China’s Residential Property Hangover
Bottom Line: The faltering of demand risks low property investment becoming embedded that leads to more property developers distress and failure, while also hurting the economy via structural lower construction employment and steel/cement output.
China bounce in residential property sales is fading looking at recent data. What does this mean for the residential property sector?
Figure 1: China Residential Floor Space Sold (Mln sqm 12-month average)
Source: Datastream/Continuum Economics
A pick-up in residential sales after the post COVID reopening has faded looking at national and developer data, despite government help to support property purchasers and some easing of the property developers financing squeeze. China residential property buyers have always been structurally optimistic and this has helped previous recoveries. However, demand for property could differ in the coming years, as the property crisis could have eroded the willingness of China households to buy a home, given the high price/income ratio in tier 1 and the excess of supply in lower tier 2 and most tier 3 cities. China population has also peaked, which will be a structural headwind to demand. Finally, recent tightening of capital standards also increase the amount of capital that banks need to hold against investor property purchases with loan to value at 60% or above, though this has been lowered for single home owners.

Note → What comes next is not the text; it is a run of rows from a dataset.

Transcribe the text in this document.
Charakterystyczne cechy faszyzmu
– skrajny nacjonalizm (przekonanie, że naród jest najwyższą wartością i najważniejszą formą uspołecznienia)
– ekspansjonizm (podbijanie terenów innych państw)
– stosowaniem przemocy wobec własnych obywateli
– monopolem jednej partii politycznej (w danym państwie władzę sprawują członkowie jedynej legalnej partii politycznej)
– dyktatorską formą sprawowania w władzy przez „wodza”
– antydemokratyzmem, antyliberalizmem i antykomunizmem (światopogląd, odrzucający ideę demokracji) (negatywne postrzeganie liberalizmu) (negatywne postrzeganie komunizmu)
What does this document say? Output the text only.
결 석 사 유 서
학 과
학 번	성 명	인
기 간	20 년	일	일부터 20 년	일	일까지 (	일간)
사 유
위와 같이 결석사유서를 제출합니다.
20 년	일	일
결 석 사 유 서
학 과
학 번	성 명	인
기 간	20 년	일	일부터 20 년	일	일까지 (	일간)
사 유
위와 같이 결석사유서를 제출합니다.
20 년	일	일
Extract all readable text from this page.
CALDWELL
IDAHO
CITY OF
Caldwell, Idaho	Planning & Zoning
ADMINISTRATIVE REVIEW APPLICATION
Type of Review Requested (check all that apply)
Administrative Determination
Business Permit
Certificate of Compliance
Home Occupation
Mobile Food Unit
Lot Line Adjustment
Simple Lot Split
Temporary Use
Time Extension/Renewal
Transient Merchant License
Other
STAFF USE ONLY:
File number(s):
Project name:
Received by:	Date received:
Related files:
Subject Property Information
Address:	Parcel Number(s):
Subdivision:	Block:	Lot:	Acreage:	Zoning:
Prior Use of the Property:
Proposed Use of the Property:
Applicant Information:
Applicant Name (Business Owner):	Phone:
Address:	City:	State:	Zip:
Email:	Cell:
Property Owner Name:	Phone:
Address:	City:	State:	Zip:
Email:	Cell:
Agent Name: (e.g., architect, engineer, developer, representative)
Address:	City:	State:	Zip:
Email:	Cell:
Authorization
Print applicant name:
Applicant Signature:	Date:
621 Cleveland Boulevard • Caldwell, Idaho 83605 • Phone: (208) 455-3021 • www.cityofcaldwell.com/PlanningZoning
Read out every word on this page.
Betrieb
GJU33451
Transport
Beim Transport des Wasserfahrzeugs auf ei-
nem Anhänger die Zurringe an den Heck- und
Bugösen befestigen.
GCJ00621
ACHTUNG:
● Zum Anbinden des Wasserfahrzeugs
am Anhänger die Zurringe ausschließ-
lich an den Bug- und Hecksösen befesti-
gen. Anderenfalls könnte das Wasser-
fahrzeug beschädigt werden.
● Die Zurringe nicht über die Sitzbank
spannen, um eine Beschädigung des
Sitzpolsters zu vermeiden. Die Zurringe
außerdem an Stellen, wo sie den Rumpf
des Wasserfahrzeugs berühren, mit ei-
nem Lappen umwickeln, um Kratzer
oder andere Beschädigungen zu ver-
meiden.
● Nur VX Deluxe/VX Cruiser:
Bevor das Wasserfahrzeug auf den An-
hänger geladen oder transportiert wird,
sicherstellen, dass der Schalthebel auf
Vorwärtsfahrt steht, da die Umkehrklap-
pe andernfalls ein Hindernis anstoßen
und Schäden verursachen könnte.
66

The stalling of the buyer’s recovery now leaves the residential property market in a difficult place. Firstly, the decline in new floor space sold in the last couple of years (Figure 1) would likely mean adverse 2nd round effects on the economy, if sales do not rebound. This can include property developer’s viability including some further failures; layoffs from the construction industry and adjustment of steel and cement output to a lower trajectory for the residential property market. Given the importance of residential property to China economy, this can be viewed as a hangover from the property boom of the last 30 years. Official figures suggest about 14% of the economy is linked to construction, but other estimates have been double this percentage. Secondly, the lack of recovery in real estate investment (Figure 2) can spill out on a wider basis to impact local government financing vehicles (LGFV’s) financial health and the banking system.
Figure 2: China Real Estate Investment (Yr/Yr %)
Source: Datastream/Continuum Economics
We remain of the view that the strength of the major banks means that the banking system problem is manageable and centered on weaker rural banks that can be taken over. However, the cascade of rising non-performing loans among property developers and further potential failures (KWG failed on loans April 28) can restrain lending growth from part of the banking system. Meanwhile, though LGFV’s will be supported and the worst case taken over by central government (here), this still risks less investment growth for the economy as a whole.
Figure 3: China New and Existing Residential Prices for 70 cities (Yr/Yr %)
Source: Datastream/Continuum Economics
So far the feedthrough to residential property prices has been modestly negative (Figure 3) and not beyond the previous experience seen in China and certainly not as bad as the U.S./Spain during the GFC. We have previous forecast a national drop in residential property prices of 10-15% peak to trough and this remains likely in the coming years (more tier 2/3 than tier 1 cities), which will be the deepest in modern times. Restrictions on price reductions by developers; inertia and government intervention argue for a slow decline in house prices over a number of years. The DM and EM experience normally see house prices falling more quickly to clear the market, especially where excess inventory exists as in China tier 2 and 3 cities. If house prices in China did fall more quickly then that could mean a harder landing into 2024 for the economy, as wealth effects could then be further adverse feedback loop that hurt consumption.
China authorities will also likely put in place additional policy easing measures. While the PBOC has been reluctant to cut interest rates, a further RRR cut could be seen to help the banking system. Additionally, a cut in the 5yr loan prime rate is feasible, as it would help lower mortgage rates still further. The PBOC will also likely encourage ongoing low double digit M2 growth, which supports the economy but is not too fast for monetary excess to build up. The property sector hangover, plus the low trajectory of CPI, also suggests that interest rate policy normalisation will not now start in 2024 and we now forecast the 7 day policy rate remaining at 1.90% for the remainder of the period. Further modest fiscal policy stimulation could also be evident for the economy more widely, if growth falters.
Under the slow house price decline, the hangover is spread out over a longer period of time and residential property investment weakness will likely remain a drag on China’s economy for years. This is one of the reasons behind our forecast of a slowing to 3-4% growth later this decade (here).